As coeur/care educators, educational leaders can work with the imagination as a gift-filled, place-shaped space of personal and group development in which they, too, take part. This includes seeking out and spending time with Elders and wise teachers, human and more-than-human—especially in outdoor settings where the imagination can more readily be released from its colonial domestication. Simple practices such as sit spots and listening walks can allow one to receive more of the gifts being offered, to recognize them as such and to take small but genuine steps towards reconciling mind, body, spirit, and landscape, towards autochthony. Local Indigenous practices of reciprocity and gratitude with our more-than-human kin are often relatively accessible and willingly shared. Diverse art practices can be adapted to similar ends. Here, too, there is a balance to be held along the North-South axis, so that the robust intertwining of community remains open to ongoing, ever-deepening, and sometimes challenging and disruptive learning. 

Examples of some pedagogical competencies, capacities, and capabilities of coeur/care educators:

  • Promote positive relationships. Increase knowledge about the impact of positive relationships. For example, educators’ self-care/compassion and providing positive feedback, encouragement, or expressing optimism regarding students’ abilities, contributions, or achievements. Teach how to respectfully co-exist with the more-than-human community. Connect to larger groups or movements.
  • Decolonial love. Purposefully deconstruct dominant cultural conditioning including biomedical, individualized notions of well-being. Destructive and disheartening narratives that serve to isolate, alienate, or separate.
  • Advance gratitude education. Regular exercises, practices, and expressions of gratitude. Promote, encourage, celebrate acts of connection, thoughtfulness, kindness.

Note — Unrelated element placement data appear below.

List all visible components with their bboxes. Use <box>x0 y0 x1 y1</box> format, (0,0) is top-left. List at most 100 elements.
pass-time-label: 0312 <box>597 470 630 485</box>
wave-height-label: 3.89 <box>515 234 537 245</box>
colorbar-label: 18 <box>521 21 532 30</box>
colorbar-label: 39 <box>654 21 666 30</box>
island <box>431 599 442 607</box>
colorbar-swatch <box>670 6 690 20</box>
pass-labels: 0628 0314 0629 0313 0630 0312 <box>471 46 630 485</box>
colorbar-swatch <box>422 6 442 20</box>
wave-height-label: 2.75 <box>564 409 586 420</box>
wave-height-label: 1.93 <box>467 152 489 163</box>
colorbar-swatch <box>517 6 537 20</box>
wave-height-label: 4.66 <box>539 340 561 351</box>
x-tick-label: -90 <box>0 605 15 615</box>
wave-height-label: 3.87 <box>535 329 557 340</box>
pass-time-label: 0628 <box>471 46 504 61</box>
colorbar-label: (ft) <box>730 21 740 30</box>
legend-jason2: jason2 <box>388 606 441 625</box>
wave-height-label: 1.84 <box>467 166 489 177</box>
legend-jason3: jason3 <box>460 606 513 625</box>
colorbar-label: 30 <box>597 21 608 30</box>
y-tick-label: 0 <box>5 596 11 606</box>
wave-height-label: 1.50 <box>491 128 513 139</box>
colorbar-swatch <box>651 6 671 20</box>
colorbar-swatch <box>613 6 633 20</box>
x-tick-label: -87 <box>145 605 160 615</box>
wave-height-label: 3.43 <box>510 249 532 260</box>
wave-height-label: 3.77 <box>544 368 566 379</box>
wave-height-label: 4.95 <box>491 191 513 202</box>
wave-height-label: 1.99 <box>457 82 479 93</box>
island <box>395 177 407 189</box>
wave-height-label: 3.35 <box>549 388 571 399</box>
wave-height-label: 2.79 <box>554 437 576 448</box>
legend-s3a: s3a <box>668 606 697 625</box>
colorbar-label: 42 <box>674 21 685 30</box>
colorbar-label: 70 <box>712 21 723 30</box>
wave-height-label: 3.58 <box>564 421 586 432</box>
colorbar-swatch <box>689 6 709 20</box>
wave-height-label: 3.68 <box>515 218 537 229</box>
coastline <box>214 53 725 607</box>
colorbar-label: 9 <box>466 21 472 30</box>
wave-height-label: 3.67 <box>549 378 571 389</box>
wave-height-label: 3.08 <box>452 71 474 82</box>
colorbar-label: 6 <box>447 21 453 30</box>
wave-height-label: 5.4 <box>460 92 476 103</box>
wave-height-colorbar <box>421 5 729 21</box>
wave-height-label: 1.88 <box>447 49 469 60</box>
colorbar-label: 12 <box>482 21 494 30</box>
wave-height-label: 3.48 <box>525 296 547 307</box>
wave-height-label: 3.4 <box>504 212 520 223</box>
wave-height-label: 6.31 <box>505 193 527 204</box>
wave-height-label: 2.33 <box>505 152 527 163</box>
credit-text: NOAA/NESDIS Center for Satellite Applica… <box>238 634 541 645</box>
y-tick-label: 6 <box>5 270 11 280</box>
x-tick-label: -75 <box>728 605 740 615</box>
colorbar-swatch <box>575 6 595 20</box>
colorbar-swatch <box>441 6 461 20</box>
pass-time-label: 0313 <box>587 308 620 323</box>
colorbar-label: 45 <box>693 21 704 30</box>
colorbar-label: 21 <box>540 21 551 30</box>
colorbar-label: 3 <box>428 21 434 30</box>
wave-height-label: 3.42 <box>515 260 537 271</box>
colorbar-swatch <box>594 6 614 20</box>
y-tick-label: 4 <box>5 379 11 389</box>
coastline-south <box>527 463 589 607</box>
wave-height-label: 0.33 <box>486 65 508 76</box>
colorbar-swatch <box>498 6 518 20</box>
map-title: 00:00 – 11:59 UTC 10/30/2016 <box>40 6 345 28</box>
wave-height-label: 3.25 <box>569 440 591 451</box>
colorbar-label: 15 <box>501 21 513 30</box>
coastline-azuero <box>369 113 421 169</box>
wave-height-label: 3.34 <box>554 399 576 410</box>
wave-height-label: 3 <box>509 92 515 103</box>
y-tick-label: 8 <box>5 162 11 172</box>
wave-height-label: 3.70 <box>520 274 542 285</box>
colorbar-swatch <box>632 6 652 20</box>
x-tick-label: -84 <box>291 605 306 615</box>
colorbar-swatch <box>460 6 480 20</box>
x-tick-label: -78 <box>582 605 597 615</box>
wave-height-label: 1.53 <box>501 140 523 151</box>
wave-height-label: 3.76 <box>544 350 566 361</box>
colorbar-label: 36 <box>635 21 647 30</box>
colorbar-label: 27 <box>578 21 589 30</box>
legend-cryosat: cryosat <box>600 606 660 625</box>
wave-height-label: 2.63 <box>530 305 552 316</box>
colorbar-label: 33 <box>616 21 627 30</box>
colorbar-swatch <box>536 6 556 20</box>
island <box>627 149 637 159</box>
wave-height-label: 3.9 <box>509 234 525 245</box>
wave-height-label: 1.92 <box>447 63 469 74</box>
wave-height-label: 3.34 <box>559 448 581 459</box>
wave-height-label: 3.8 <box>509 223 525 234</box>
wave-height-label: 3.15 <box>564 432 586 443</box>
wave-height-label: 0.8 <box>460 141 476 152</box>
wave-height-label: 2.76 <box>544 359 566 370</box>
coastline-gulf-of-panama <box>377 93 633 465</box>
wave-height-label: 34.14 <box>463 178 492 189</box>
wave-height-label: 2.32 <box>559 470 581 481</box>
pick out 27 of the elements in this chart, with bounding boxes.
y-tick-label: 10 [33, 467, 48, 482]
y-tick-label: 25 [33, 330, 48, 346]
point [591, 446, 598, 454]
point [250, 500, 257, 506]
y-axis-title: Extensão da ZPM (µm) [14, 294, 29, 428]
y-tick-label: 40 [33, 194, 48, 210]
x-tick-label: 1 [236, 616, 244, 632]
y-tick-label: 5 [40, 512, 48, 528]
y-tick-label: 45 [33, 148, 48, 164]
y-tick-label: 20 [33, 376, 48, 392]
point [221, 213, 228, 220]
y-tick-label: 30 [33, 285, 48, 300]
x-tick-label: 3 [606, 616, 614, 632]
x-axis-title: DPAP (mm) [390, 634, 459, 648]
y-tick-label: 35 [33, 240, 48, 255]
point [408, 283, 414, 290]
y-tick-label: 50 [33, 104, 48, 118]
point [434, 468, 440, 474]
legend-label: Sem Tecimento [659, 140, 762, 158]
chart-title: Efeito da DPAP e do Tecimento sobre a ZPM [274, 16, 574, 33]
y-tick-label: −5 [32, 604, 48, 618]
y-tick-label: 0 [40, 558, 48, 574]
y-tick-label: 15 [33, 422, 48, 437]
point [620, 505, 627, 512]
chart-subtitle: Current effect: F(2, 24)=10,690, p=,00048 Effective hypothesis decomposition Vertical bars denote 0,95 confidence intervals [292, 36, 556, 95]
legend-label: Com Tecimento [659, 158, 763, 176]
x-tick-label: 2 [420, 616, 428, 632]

  • Strengthening optimism, hope, and resiliency. Provide a supportive space to share vulnerabilities, overcome or face challenges (e.g., healing pain/trauma), and ask for additional help. Foster a growth-mindset; the belief that abilities, intelligences, skills can be developed through effort.
  • Responsive collective care. Community recognizes and responds to individual/group/family needs for help, support, or intervention.
  • Provide healing/therapeutic support. Become a trauma-informed class/school/community. Connect members to external services as needed. Build relationships with external community support (e.g., health professionals).